I’m not joking – there’ll be one.
dai says
Not good enough before, not good enough now.
fentonsteve says
I’m up for hearing the remix, should bring an increase in clarity. I’m the only person I know who likes the Yellow Submarine Songtrack – remixed from the multitrack tapes with high-end playback gear (not the authentic 60s kit Abbey Road had to dig out of storage to play back the mix masters for the first round of Fabs reissues).

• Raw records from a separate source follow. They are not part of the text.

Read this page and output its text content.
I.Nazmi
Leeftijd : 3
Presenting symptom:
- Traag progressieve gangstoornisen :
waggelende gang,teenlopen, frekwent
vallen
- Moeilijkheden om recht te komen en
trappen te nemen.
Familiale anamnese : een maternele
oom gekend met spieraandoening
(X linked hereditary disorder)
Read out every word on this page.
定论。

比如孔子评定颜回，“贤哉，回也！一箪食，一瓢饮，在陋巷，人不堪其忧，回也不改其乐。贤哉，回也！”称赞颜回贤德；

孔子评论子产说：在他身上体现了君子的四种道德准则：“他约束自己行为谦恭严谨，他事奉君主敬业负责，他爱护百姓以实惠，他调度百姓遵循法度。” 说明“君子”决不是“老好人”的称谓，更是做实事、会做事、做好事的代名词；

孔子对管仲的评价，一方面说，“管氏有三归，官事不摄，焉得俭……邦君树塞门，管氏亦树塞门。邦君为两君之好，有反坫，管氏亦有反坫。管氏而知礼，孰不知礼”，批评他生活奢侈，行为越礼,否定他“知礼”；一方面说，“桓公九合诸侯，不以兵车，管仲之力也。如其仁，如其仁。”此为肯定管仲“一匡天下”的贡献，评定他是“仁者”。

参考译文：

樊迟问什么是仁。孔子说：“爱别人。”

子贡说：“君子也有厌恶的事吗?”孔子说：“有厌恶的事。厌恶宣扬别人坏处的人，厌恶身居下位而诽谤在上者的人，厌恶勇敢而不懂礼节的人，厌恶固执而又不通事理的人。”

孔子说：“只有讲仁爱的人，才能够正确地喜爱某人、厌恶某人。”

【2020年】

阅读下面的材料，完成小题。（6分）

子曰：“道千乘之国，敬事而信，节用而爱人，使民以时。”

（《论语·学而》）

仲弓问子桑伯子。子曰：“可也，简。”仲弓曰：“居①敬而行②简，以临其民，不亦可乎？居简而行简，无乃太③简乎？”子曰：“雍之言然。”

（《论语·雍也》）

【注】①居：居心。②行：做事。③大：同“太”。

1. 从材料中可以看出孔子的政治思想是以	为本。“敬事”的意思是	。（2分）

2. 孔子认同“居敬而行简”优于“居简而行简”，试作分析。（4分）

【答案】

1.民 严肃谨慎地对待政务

I’m definitely up for the 2CD set and possibly the box if/when the price is right.
Moose the Mooche says
Dude, you should be try being the guy who likes LOVE.
….so lonely….
Bartleby says
Shift over Moose – I love it too man!
And that goes double for the YS soundtrack – at least the one without all that George Martovani on side 2.
Moose the Mooche says
Yeah! let’s form the Love Club!
…hmmm. Maybe rethink the name.
NigelT says
Sign me up – Love is a brilliant album, and the YS songtrack too!
dai says
Amazon UK price reduced to 109 pounds. If you pre-ordered you are guaranteed at least this price
Lodestone of Wrongness says
I will resist sarcastically crying “now that’s a bargain!” Well actually I won’t…
Arthur Cowslip says
Been listening to Pepper a fair bit recently to prepare my ears for the May remix. Amazing how fresh a good record can sound when You’ve had a break from it for a couple of YEARS.
A few ob xx
minibreakfast says
Where’d he go? Arthur? ARTHUUR!!!
Tiggerlion says
He fell down a hole in Blackburn, Lancashire.
Moose the Mooche says
No, last thing I knew he was talking to some man from the motor trade.
Bye bye….
NigelT says
Obviously time for tea and Meet The Wife…!
NigelT says
First press listen today…
http://www.superdeluxeedition.com/feature/the-beatles-remixed-sgt-pepper-unveiled-at-abbey-road-studios/
dai says
So my amazon Canada order was cancelled because if a price error. they did give me $30 for my trouble though. Pre-ordered the double vinyl instead and it is effectively free, as I had another credit.
DogFacedBoy says
Carnival Of Light WAS mixed and mastered for inclusion in the Pepper box according to my source close to the project (Hello Bongo!)
minibreakfast says
BBC Radio 2 is playing a track from the new set today between 8 and 8:30am. It means braving Chris Bloody Evans, tho but.
Tiggerlion says
Was it any good?
fentonsteve says
Was it Carnival of Light?
minibreakfast says
It was!
(It wasn’t 🙂 )
minibreakfast says
‘Twas this:
http://vevo.ly/QZArG5
minibreakfast says
Viewable here too: https://www.theguardian.com/music/2017/apr/27/beatles-sgt-pepper-anniversary-listen?CMP=twt_a-music_b-gdnmusic
Tiggerlion says
I like it. I can do without the talking, though. How can something be exclusively available in two places at once?
minibreakfast says
It’s quantum.
NigelT says
I heard it by chance as I was in the car this morning – on first hearing sounded like the basic vocal and intrumental track without the added crowd noises and brass instrumentation, which was interesting. Looking forward to the rest!